Convention Games 101

When you agree to run a game at a convention rather than for your own friends there are several key differences that need to be kept in mind to make things run smoothly.

  1. You will only have a finite amount of time for the game.  Usually you either book a set amount of time (60 minutes, 90 minutes etc.) or a block of time (12pm-2pm).  In either case keeping track of the time is important.  There may be other attendees moving into the space when you are done and your players may have other games to get to following yours.  The time you have is for setup, instruction, gameplay and teardown and be aware of how long each of those things take.  Some games (Arkham Horror and Firefly I’m looking at you) have longer than average setup times.
  2. The odds are good that you will be playing with people who have no experience with the game.  In many cases, when someone sits down to a table at a convention it is because they want to try something new.  You will need to teach people how to play.  Make sure you know the rules.  Make sure that if there is errata you know what it is (and bring it with you).  If you’re using any house rules, have those printed out and make sure you tell people ahead of time what they are, possibly in the description you submitted.

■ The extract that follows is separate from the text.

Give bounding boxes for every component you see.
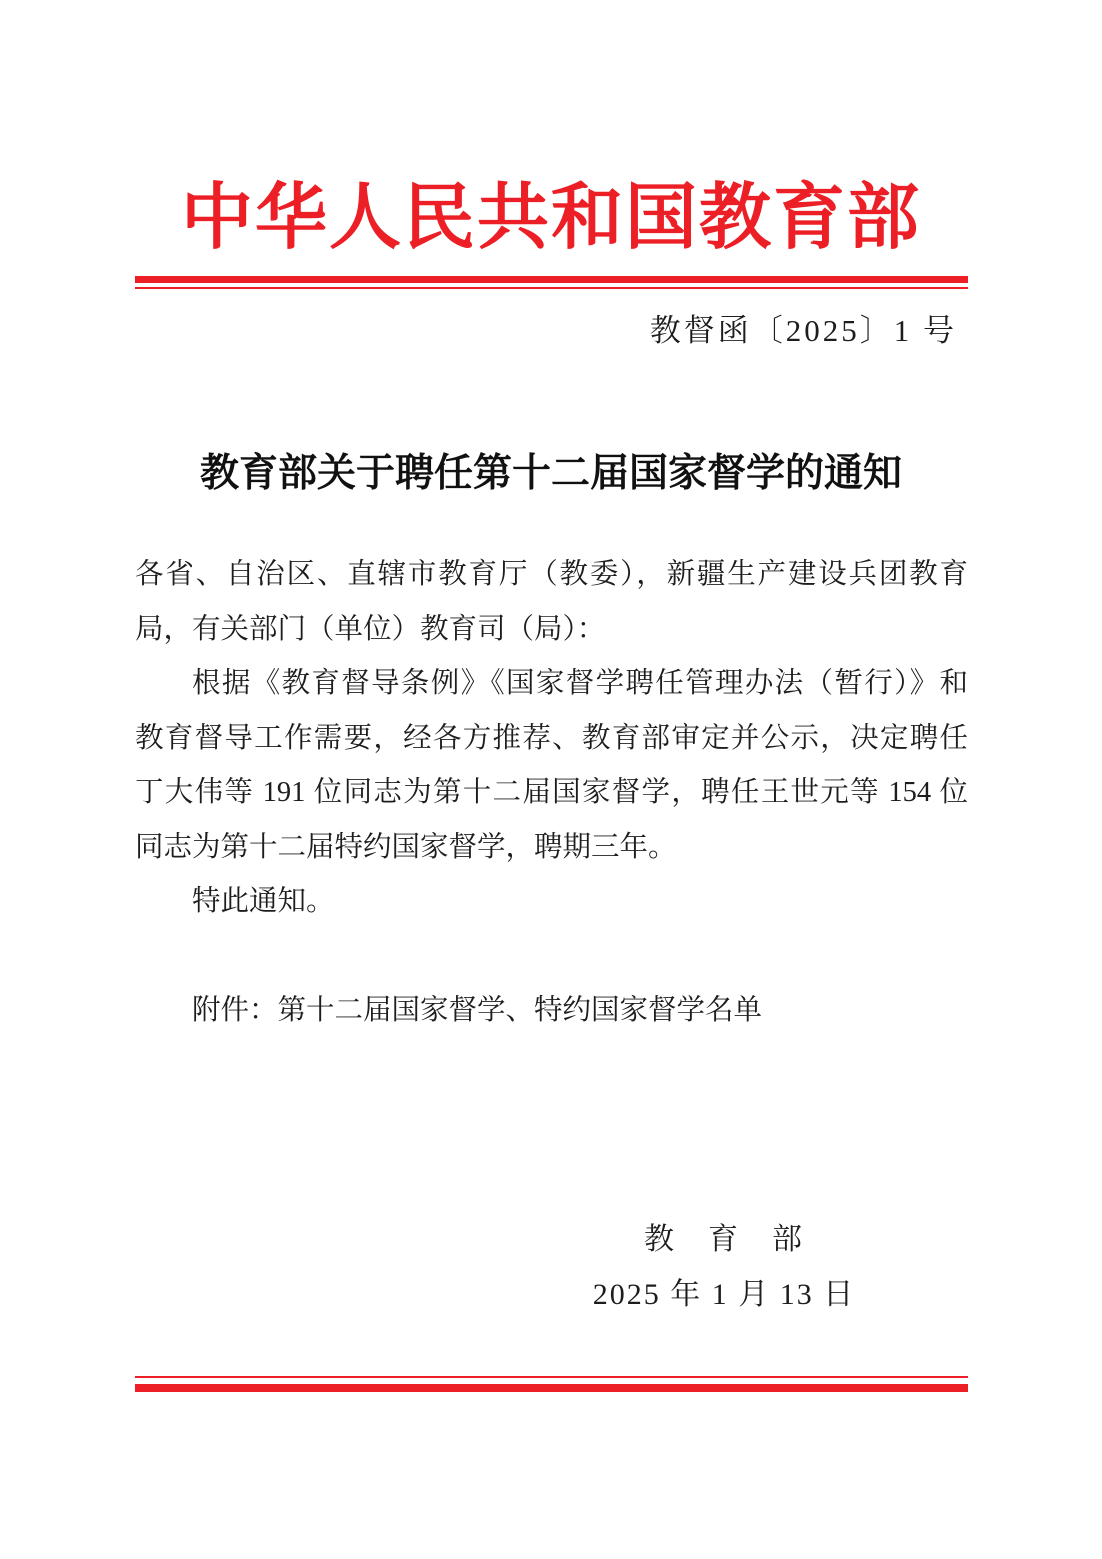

  3. Submit a description of your game for the schedule/website etc.  Your game is one of many during the convention and if you want players you need to sell the game to them.  Some conventions have printed schedules with descriptions, others have websites with electronic versions.  Make sure you submit a description of your game, even if you just copy the blurb from the back of the box or the company website.

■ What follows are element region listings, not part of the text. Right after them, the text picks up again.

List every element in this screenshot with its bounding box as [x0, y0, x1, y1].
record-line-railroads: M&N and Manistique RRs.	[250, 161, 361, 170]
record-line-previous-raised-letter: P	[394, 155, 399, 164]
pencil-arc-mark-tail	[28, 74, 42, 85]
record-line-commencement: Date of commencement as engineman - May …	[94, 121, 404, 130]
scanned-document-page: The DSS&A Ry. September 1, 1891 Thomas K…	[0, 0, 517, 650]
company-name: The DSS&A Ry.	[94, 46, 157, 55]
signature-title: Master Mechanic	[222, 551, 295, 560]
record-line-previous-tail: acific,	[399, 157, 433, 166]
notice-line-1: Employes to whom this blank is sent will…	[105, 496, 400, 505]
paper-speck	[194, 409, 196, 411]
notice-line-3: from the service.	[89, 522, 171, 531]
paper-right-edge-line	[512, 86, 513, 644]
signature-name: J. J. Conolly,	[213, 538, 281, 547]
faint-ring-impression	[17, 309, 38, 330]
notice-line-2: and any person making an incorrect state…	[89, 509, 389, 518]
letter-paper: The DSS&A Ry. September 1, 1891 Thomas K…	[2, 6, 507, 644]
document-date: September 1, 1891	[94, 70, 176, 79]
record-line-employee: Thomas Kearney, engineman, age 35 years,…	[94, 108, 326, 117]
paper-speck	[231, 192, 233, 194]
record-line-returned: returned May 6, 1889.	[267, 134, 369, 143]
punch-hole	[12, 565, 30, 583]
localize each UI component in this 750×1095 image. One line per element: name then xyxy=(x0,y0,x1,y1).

  4. Be aware of your table footprint.  Some games take up an inordinate amount of space.  If you’ve got boards, decks of cards, play mats, dice cups, dice trays, dice towers, player handouts, maps, miniatures, standees etc. that all takes table space and needs to be accounted for when you submit your game.  RPGs in particular can take up more space than you think when you’ve got 4-6 players plus a GM with all their dice, character sheets, dice trays etc. it takes up a lot of room.  Most tables at a convention are either rectangular (30”x72”) or Round (60” or 72”).  Some conventions may allow you to book two tables or place two rectangular ones together.  If you need more space than this you should bring your own TV Trays or similar but check with the convention staff first as there may not be open space for more tables than the layout allows for.
  5. Be accommodating.  If a player realizes they made a mistake fairly quickly let them take it back.  If a player doesn’t seem to grasp a rule or something it’s your job to make it clear.  Some games seem to delight in byzantine rules or scoring mechanisms or placement rules and if a player makes a mistake let them correct it if they ask.
  6. Do not play the game for the players.  Some people have a tendency to backseat drive when they are teaching a game.  “You should move here” or “You should use this ability”.  Do.  Not.  Do.  That.  The players are there because they want to play the game you’re presenting.  Even if a player does something that isn’t optimal as long as it’s not wrong (and even if it is you should remind them of the relevant rule but absolutely let them make their own legal choice), then let them do it.  Answer questions as they come up, remind people of the mechanics when necessary but do not play for them.
  7. If at all possible for a board game, be the impartial referee.  Make choices for enemies, roll dice for them, read card text aloud, keep track of the turns, the scoring and all the fiddly bits but if at all possible do not play in the game.  Run it as a game master.  Your job should be to teach the game to new people, not to play the game with new people and it’s much much easier to do that if you’re not concentrating on your turn or your strategy.
  8. Be knowledgeable about the game.  If people enjoy the game they are going to have questions, the most predominant ones being “Where can I get this?” and “How much does it cost?”  If possible direct them to your FLGS rather than a big box store or online.  If you’re running an RPG many, many companies have free quick start rules online that provide pre-gen characters, condensed rules and a short adventure.  If that’s available for your game, absolutely direct the players there.  
  9. Bring extra materials.  If you’re running a board game make sure everything is in the box (I once ran a game where the actual rules were accidentally packed away in an expansion box…that I didn’t bring) that you’ll need.  If you’re running an RPG make sure you’ve brought everything you need and a few extra sets of dice, some blank paper and pens. If your particular game uses special things – tokens, minis, standees etc. make sure those are with you.  If you’ve made a checklist of what to include then make sure you actually use the checklist.
  10. Be enthusiastic about your game.  In theory you’re running the game because you enjoy it so be sure to convey that joy.  Even if you’re running the late night session or the dog days end of convention session.  You are running/showcasing a game that you love and you want other people to feel that.